Metafora (perumpamaan tidak langsung):
- “Menanak cinta sampai matang di mata Allah” → cinta diibaratkan makanan yang harus dimasak hingga sempurna.
- “Bahtera Sinbad bersuar” → jiwa manusia disimbolkan sebagai kapal yang berlayar menuju Tuhan.
- “Lautan cahaya maha cahaya” → simbol perjalanan spiritual di bawah bimbingan cahaya Ilahi.
Simbolisme:
- “Mishkat al-Anwar” (Ceruk Cahaya) menjadi simbol ilmu dan pencerahan batin.
- “Cahaya” berulang kali muncul sebagai simbol Tuhan dan pengetahuan spiritual.
- “Pana” (fana) melambangkan lenyapnya ego manusia di hadapan Tuhan.
Personifikasi:
- “Anggur rindu yang sejati niscaya tersaji berlimpah” — rindu seolah hidup dan bisa disajikan.
Repetisi:
- Pengulangan kata “cahaya” menegaskan betapa pentingnya unsur itu dalam pencapaian spiritual.
Hiperbola:
- “Mengombak suaramu jauh menggema, menggigilkan jemari hati” memperkuat pengalaman batin yang luar biasa intens.
Majas-majas ini membuat puisi tidak sekadar indah, tetapi juga berlapis makna filosofis dan teologis.
Puisi “Risalah Rindu” karya Djoko Saryono adalah karya yang menempatkan rindu dalam makna tertinggi: rindu sebagai gerak spiritual menuju Tuhan.

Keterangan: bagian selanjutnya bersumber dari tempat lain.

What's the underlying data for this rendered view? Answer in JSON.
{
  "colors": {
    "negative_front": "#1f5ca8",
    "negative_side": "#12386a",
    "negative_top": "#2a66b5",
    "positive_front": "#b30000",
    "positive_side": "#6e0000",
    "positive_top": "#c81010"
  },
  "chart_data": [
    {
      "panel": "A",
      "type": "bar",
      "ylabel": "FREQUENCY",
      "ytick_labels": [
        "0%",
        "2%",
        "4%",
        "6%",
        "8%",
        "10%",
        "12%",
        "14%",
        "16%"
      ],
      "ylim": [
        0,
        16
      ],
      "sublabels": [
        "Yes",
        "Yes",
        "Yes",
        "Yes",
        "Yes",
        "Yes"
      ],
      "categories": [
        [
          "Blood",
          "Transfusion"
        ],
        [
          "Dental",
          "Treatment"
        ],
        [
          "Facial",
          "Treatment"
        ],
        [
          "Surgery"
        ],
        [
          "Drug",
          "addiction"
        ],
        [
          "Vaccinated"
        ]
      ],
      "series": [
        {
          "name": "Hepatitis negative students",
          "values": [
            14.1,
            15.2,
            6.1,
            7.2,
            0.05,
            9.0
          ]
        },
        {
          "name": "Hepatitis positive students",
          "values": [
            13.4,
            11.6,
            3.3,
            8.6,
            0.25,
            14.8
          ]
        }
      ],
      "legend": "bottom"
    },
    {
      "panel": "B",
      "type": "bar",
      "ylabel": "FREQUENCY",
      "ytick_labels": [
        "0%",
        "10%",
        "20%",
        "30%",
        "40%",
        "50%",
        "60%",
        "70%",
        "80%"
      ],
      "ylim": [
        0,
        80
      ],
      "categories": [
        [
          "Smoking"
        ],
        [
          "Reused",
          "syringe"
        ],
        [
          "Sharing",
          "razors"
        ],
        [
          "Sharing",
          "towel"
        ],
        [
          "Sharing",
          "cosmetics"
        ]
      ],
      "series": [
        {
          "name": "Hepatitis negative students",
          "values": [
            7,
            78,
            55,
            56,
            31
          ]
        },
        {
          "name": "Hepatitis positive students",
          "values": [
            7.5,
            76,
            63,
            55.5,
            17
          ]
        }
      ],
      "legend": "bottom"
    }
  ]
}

Melalui simbol al-Ghazali, Mishkat al-Anwar, dan bahtera Sinbad, penyair memperlihatkan perjalanan batin manusia yang menembus batas waktu dan dunia, menuju fana dalam kehadiran Ilahi.
Puisi ini bukan sekadar ekspresi keagamaan, tetapi refleksi tentang eksistensi, pengetahuan, dan cinta sejati. Ia mengajarkan bahwa di balik setiap rindu yang suci, terdapat upaya memahami diri, membersihkan hati, dan mencari cahaya kebenaran yang abadi.
Puisi ini adalah doa dan perjalanan, pencarian dan penyerahan, serta pertemuan batin antara manusia dan Tuhannya — dalam cahaya, cinta, dan kesunyian yang abadi.
Karya: Djoko Saryono
Biodata Djoko Saryono:
- Prof. Dr. Djoko Saryono lahir pada tanggal 27 Maret 1962 di kota Madiun.